Telak, Bahuwirya menatap nyalang. Kedua tangan tepat di atas masing-masing paha perlahan dilipat di depan dada. Salah satu dari banyaknya penjaga wilayah Gunung Arjuna, dialah yang sudah mengganggunya sepuluh tahun terakhir ini. Seandainya Bahuwirya bisa mengubah masa lalu, ia pastikan kejadian naas itu tidak akan pernah terjadi Dan berbagai masalah tidak akan timbul di sini.
Tidak lama setelah itu, satu penjaga lainnya datang mendekati. Dengan sepotong kepalanya terbang kesana-kemari dengan api menyala-nyala mengelilingi tiga batang pohon besar. Prajurit kerajaan dari golongan banaspati itu memang sedikit menjengkelkan.
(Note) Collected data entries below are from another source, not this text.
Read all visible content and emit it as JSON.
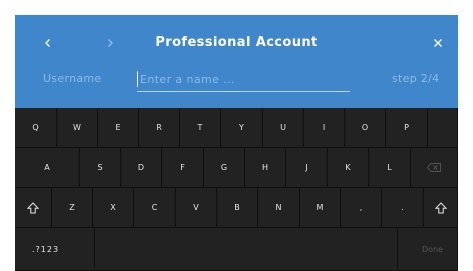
{
  "header": {
    "title": "Professional Account",
    "back_icon": "chevron-left-icon",
    "forward_icon": "chevron-right-icon",
    "close_icon": "close-icon",
    "color": "#3f86cb"
  },
  "form": {
    "field_label": "Username",
    "input_placeholder": "Enter a name ...",
    "input_value": "",
    "step": "step 2/4"
  },
  "keyboard": {
    "row1": [
      "Q",
      "W",
      "E",
      "R",
      "T",
      "Y",
      "U",
      "I",
      "O",
      "P"
    ],
    "row2": [
      "A",
      "S",
      "D",
      "F",
      "G",
      "H",
      "J",
      "K",
      "L"
    ],
    "row3": [
      "Z",
      "X",
      "C",
      "V",
      "B",
      "N",
      "M",
      ",",
      "."
    ],
    "shift_icon": "shift-icon",
    "backspace_icon": "backspace-icon",
    "numbers_label": ".?123",
    "done_label": "Done"
  }
}
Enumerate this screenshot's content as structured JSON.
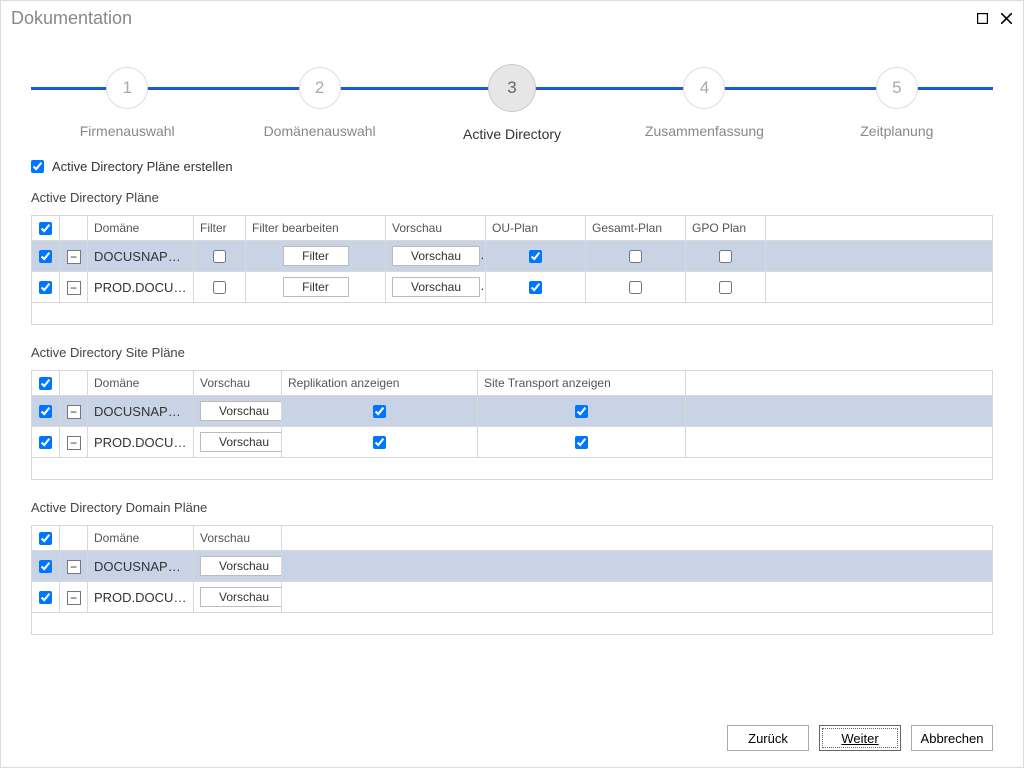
{
  "window": {
    "title": "Dokumentation"
  },
  "stepper": {
    "steps": [
      {
        "num": "1",
        "label": "Firmenauswahl"
      },
      {
        "num": "2",
        "label": "Domänenauswahl"
      },
      {
        "num": "3",
        "label": "Active Directory"
      },
      {
        "num": "4",
        "label": "Zusammenfassung"
      },
      {
        "num": "5",
        "label": "Zeitplanung"
      }
    ],
    "active": 2
  },
  "checkbox_label": "Active Directory Pläne erstellen",
  "table1": {
    "title": "Active Directory Pläne",
    "headers": {
      "domain": "Domäne",
      "filter": "Filter",
      "filter_edit": "Filter bearbeiten",
      "preview": "Vorschau",
      "ou": "OU-Plan",
      "total": "Gesamt-Plan",
      "gpo": "GPO Plan"
    },
    "rows": [
      {
        "domain": "DOCUSNAPSP...",
        "filter_btn": "Filter",
        "preview_btn": "Vorschau",
        "ou": true,
        "total": false,
        "gpo": false
      },
      {
        "domain": "PROD.DOCUS...",
        "filter_btn": "Filter",
        "preview_btn": "Vorschau",
        "ou": true,
        "total": false,
        "gpo": false
      }
    ]
  },
  "table2": {
    "title": "Active Directory Site Pläne",
    "headers": {
      "domain": "Domäne",
      "preview": "Vorschau",
      "replication": "Replikation anzeigen",
      "transport": "Site Transport anzeigen"
    },
    "rows": [
      {
        "domain": "DOCUSNAPSP...",
        "preview_btn": "Vorschau",
        "replication": true,
        "transport": true
      },
      {
        "domain": "PROD.DOCUS...",
        "preview_btn": "Vorschau",
        "replication": true,
        "transport": true
      }
    ]
  },
  "table3": {
    "title": "Active Directory Domain Pläne",
    "headers": {
      "domain": "Domäne",
      "preview": "Vorschau"
    },
    "rows": [
      {
        "domain": "DOCUSNAPSP...",
        "preview_btn": "Vorschau"
      },
      {
        "domain": "PROD.DOCUS...",
        "preview_btn": "Vorschau"
      }
    ]
  },
  "buttons": {
    "back": "Zurück",
    "next": "Weiter",
    "cancel": "Abbrechen"
  }
}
Selain mulutnya yang selalu merendahkan, pula menyombongkan diri bahwa mereka kini memiliki tanggung jawab memegang kendali penuh keamanan Kerajaan Tarungga.
Dirinya tidak menyukai ini. Semua yang dimiliki Kerajaan Tarungga, dipegangnya masing-masing golongan bangsa demit yang semakin semena-mena nan pandai menjilat pandang bulu.
Yang memiliki kedudukan tinggi dipuja-puja, sedang yang sama sekali tidak berhak menggapai kedudukan direndahkan serendah-rendahnya.
"Urus saja tubuhmu yang hanya memiliki sepotong kepala itu. Aku tidak berharap kau akan menggangguku lagi untuk ke-392 kalinya, wahai kepala buntung." Tidak kalah sinis Bahuwirya melempar ejek. Membuat lawan bicara yang baru saja menggertak remeh, kini menggeram tidak terima.
"Kau! Pantas saja ibumu mati oleh ayahmu sendiri! Tahu kalau dia tidak melahirkan putra sepertimu, pastilah raja tidak akan membunuhnya dan mengacaukan tatanan Kerajaan Tarungga!"
Srakk!
Hanya sapuan tangan, Bahuwirya menghempas kekuatannya ganas. Mengakibatkan salah satu banaspati terdorong mundur yang berakhir membakar salah satu pohon rimbun yang menjadi bantalan empuknya.
Sedang banaspati yang lain hanya menatap bingung, namun segera menghampiri temannya yang kini melayang tak berdaya dengan api di kepala nyaris padam.
"Brengsek. Aku sudah bilang kesekian kali! Kau tidak boleh ada di sini, sekalipun dunia fana! Dasar makhluk buangan!" Prajurit banaspati dengan nama tak diketahuinya itu mencecar murka. Api yang semula padam tepat di ubun-ubun, kembali menyala-nyala bak disiram minyak tanah.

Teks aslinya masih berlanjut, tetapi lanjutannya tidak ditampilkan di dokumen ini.